Dixon says recording the meetings legal
Board chief wanted prosecution of resident
DIXON – Lee County State’s Attorney Henry Dixon says people are allowed to record public meetings.
Last month, County Board Chairman Jim Seeberg, R-Ashton, announced at a board meeting that he requested a felony prosecution of a resident for recording a meeting of the board’s Executive Committee, which is open to the public.
He said he referred the matter to the state’s attorney’s office.
Dixon has declined to comment to Sauk Valley Media on the issue. He told the County Board’s Finance Committee last week, however, that taping meetings was legal under the Open Meetings Act, according to the meeting minutes.
He also said the county needs to establish procedures for meetings, including the recording of them.
In calling for a prosecution, Seeberg said people must get the consent of everyone present before recording a meeting, which is what the state’s eavesdropping law requires.
Two County Board members, Rick Ketchum, D-Amboy, and Judy Truckenbrod, R-West Brooklyn, have said the law allows people to record meetings, but they suggested people notify others beforehand as a courtesy.
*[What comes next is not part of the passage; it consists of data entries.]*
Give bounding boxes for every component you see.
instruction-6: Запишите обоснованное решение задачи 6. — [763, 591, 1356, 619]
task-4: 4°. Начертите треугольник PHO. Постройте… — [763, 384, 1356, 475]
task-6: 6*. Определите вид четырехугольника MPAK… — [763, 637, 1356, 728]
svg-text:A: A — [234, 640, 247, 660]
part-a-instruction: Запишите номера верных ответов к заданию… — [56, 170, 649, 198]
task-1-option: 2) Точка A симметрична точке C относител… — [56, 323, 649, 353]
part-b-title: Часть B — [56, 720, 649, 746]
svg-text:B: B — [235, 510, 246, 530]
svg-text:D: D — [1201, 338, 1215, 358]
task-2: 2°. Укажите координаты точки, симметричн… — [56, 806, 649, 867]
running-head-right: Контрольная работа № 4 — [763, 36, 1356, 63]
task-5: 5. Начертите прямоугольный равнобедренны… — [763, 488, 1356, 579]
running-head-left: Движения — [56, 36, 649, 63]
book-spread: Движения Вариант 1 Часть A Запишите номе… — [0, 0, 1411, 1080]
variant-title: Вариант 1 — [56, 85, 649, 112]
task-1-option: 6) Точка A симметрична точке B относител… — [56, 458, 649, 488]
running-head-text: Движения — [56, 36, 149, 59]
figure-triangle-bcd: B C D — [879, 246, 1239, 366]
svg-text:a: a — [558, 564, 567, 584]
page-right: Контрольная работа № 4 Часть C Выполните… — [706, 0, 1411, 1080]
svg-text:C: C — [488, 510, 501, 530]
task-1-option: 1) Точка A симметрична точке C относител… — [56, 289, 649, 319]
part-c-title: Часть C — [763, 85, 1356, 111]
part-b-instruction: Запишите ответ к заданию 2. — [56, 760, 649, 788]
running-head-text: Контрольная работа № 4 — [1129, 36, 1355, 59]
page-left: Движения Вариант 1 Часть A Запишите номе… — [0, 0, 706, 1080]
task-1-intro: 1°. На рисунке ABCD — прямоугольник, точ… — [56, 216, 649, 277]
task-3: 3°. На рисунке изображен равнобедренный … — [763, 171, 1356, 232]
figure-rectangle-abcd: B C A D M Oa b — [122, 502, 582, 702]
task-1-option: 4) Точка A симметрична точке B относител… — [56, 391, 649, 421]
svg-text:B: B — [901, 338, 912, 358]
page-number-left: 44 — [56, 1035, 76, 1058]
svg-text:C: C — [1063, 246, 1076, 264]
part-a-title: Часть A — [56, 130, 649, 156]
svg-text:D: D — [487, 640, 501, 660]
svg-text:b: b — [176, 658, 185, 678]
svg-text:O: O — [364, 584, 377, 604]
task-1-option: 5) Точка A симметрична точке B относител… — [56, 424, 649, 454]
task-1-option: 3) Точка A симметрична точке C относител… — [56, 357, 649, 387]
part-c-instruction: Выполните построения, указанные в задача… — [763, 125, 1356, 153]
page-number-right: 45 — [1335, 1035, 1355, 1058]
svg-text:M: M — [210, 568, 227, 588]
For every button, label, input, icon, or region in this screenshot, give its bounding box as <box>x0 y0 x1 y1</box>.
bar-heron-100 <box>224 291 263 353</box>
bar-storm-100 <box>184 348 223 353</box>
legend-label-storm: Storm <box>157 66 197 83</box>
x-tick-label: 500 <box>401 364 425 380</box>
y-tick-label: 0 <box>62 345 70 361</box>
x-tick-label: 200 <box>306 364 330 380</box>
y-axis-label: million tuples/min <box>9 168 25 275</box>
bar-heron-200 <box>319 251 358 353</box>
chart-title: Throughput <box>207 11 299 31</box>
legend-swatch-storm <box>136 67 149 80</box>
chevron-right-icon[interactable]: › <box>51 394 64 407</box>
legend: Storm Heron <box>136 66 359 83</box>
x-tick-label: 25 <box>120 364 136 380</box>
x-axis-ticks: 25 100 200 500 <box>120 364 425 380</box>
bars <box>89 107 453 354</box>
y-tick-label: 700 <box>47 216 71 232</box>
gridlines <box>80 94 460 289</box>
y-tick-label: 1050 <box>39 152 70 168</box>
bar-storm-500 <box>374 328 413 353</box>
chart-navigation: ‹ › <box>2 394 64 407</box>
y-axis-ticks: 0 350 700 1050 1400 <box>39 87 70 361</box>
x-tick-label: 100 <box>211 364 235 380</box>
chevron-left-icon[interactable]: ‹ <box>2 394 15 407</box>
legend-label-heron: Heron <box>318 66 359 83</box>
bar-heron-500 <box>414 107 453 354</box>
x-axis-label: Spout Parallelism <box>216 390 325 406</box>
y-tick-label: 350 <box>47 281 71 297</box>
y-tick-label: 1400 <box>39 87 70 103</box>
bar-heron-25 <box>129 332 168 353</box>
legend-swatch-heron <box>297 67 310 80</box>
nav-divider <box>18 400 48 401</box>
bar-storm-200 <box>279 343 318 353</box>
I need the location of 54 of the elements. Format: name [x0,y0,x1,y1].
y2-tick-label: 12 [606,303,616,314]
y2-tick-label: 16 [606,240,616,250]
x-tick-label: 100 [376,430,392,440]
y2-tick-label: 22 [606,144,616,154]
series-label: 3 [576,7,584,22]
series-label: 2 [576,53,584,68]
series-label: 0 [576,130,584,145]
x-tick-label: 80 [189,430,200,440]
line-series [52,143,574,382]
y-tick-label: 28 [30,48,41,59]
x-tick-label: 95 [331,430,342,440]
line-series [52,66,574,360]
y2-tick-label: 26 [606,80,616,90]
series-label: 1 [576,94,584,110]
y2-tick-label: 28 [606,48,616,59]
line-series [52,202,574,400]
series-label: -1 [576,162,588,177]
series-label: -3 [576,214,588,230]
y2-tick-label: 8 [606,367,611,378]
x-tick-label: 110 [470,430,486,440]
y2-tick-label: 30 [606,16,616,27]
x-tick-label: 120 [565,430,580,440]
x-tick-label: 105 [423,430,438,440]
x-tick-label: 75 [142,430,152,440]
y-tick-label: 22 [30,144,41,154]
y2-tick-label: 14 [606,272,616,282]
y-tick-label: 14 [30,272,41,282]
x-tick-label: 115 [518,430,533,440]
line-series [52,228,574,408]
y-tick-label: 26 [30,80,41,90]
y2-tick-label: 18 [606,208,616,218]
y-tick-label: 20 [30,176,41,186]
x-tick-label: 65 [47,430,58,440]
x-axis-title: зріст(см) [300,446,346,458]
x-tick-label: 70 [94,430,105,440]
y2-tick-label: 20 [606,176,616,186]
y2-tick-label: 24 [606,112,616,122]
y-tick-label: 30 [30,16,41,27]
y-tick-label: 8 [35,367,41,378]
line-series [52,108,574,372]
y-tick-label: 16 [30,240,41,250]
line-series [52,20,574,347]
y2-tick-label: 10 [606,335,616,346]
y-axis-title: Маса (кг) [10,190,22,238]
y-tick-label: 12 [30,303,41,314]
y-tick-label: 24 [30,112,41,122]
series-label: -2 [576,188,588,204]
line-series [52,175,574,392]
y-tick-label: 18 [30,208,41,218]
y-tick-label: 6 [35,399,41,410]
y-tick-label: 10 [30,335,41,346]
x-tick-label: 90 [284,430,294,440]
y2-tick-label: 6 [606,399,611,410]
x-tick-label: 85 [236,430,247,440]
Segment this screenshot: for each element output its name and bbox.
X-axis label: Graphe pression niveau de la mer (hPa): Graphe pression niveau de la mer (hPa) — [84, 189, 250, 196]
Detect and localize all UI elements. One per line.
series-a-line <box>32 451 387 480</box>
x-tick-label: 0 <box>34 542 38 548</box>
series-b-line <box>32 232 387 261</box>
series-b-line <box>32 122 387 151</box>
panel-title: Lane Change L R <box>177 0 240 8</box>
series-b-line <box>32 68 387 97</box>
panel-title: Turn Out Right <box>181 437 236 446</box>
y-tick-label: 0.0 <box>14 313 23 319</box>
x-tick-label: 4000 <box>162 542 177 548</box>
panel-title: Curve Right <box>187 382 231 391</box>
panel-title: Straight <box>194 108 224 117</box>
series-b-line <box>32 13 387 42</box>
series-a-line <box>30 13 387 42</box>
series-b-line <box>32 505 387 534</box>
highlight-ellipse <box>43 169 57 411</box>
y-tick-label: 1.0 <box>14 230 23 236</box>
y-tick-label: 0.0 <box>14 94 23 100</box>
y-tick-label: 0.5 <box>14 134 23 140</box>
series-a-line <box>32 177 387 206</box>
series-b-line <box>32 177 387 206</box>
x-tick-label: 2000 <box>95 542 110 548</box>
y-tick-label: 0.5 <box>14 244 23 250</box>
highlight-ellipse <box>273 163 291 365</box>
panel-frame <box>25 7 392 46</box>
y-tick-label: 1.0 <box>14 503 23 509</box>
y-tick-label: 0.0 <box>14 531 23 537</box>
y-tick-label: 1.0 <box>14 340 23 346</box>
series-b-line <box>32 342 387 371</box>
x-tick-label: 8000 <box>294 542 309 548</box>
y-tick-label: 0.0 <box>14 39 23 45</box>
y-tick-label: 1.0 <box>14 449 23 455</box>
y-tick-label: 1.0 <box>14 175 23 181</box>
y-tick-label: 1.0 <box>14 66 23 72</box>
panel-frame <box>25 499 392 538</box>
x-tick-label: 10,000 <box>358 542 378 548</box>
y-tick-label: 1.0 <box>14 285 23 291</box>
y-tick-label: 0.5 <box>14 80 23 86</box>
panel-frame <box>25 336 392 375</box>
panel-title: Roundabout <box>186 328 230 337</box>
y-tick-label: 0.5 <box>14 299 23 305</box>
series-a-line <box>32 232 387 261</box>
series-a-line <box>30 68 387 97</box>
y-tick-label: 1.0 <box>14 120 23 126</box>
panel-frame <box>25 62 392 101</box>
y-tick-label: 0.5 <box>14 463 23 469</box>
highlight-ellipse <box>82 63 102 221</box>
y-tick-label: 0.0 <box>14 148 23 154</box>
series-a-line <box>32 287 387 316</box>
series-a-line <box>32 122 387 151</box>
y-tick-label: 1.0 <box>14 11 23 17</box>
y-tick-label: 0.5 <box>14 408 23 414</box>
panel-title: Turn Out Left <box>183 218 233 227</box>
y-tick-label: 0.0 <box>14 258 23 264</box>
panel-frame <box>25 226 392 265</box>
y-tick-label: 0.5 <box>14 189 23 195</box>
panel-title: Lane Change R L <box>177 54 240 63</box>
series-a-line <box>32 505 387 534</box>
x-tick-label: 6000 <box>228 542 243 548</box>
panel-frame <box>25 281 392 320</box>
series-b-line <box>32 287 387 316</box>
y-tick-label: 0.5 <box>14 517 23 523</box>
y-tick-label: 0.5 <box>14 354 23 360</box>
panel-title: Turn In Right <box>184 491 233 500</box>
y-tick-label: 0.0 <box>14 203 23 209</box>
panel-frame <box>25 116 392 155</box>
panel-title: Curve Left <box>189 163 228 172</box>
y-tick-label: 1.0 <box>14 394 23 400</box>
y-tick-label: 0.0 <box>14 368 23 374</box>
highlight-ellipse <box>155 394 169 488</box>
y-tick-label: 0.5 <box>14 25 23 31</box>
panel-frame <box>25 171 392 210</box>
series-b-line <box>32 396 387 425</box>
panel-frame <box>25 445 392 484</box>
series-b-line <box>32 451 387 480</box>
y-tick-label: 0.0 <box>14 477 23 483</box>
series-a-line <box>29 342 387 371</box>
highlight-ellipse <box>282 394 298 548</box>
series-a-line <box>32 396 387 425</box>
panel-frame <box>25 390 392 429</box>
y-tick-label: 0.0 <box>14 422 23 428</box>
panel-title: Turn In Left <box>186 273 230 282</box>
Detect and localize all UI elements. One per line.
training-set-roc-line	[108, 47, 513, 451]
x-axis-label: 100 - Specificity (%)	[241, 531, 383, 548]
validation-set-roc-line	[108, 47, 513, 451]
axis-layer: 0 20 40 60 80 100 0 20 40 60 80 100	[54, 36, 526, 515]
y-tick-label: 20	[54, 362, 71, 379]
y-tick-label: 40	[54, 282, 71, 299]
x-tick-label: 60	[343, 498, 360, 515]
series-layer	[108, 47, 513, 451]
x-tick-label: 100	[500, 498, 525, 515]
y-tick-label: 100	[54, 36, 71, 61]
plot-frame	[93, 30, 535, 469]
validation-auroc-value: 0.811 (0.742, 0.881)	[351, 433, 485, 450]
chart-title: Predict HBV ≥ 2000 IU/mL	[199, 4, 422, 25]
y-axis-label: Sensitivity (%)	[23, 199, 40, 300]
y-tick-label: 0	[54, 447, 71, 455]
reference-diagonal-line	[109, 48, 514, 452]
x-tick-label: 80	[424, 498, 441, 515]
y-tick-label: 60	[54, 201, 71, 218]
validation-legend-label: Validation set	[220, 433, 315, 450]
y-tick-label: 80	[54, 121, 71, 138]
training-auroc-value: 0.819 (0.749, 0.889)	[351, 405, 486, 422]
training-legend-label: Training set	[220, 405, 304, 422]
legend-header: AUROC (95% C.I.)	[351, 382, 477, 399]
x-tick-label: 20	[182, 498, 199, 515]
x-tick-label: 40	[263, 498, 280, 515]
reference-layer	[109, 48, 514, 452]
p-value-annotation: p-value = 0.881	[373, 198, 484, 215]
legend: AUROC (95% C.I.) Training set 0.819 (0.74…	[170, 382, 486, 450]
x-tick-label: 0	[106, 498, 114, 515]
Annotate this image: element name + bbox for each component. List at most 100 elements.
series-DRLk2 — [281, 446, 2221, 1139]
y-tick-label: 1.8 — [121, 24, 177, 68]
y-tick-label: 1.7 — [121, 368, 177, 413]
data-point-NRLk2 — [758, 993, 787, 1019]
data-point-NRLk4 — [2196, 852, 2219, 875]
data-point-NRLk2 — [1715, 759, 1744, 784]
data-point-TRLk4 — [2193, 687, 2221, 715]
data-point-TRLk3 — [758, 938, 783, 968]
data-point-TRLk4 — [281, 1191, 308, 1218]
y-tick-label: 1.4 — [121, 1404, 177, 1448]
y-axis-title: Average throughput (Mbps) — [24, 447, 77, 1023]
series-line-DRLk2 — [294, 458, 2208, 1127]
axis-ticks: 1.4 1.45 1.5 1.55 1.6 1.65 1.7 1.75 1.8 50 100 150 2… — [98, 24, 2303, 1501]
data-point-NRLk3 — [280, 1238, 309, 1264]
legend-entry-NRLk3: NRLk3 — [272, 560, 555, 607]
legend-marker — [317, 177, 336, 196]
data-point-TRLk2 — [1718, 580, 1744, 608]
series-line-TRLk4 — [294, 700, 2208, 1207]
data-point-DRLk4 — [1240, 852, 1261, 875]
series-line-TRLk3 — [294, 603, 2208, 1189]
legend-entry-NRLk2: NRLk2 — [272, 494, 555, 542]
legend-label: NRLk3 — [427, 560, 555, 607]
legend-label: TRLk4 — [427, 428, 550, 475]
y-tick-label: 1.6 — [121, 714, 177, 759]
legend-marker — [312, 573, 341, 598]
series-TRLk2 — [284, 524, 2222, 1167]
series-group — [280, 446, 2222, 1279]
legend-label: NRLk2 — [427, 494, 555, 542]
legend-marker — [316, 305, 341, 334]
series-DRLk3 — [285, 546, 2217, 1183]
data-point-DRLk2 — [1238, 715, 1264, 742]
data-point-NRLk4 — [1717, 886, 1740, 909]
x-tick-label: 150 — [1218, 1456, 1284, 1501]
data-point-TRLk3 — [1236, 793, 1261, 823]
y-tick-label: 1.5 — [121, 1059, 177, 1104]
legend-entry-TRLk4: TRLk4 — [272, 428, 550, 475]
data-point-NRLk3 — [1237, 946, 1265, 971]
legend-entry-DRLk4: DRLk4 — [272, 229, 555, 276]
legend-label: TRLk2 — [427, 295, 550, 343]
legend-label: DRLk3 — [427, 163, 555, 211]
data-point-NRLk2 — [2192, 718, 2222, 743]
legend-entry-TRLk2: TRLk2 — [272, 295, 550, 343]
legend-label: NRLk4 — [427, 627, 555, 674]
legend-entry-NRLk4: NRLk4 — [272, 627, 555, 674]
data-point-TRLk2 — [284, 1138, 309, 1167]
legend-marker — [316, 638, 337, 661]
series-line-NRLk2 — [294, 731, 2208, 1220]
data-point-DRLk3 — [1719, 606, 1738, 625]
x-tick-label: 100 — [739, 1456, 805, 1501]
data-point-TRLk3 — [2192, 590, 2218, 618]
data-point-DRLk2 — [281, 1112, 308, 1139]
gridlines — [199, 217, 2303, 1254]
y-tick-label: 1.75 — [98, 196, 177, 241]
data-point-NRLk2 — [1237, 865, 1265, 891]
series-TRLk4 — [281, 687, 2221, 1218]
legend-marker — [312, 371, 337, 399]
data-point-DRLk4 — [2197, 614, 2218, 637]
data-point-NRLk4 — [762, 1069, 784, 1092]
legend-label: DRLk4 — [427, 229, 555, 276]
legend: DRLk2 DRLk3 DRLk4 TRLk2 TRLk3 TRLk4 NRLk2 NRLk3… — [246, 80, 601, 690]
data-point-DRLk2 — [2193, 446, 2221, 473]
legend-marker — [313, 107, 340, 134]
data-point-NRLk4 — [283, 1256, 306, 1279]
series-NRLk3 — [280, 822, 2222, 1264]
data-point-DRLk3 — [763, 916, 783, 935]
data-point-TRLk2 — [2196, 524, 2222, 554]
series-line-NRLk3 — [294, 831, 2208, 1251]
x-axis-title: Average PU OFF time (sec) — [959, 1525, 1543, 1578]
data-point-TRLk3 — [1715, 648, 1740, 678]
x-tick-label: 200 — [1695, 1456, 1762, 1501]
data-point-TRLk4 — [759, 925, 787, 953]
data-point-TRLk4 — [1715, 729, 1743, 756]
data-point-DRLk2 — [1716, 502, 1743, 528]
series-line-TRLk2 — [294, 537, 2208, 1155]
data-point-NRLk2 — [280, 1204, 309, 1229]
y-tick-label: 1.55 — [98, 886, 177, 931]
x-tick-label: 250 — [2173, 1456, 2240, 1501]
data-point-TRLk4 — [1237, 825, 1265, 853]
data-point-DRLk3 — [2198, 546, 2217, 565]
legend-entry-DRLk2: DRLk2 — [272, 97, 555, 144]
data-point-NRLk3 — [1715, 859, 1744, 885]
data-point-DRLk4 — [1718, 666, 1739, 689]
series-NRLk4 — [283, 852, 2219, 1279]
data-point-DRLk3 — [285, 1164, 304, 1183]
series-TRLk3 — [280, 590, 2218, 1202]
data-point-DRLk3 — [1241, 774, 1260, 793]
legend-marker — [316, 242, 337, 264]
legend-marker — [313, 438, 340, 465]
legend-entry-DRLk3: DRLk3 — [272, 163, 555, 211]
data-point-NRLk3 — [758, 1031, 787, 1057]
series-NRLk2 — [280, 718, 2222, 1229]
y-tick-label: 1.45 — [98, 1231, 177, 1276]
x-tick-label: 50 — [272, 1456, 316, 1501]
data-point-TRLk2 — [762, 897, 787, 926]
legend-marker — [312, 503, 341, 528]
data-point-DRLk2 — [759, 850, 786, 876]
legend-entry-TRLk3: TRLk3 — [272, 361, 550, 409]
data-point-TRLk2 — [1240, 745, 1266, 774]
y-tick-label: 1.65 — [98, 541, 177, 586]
The Citizen Advocacy Center, an Elmhurst-based watchdog group, agreed the public has the right to record.
Anna Sacco-Miller, a Republican facing Dixon in the state’s attorney’s race in November, said recently that she wouldn’t prosecute people for recording public meetings governed by the state Open Meetings Act.
She, too, said it would be courteous if people told others beforehand that they were recording.
John Kelley, the Franklin Grove resident who recorded the recent meeting, said he had the right to do so.
He posted the audio of last month’s Executive Committee meeting on YouTube.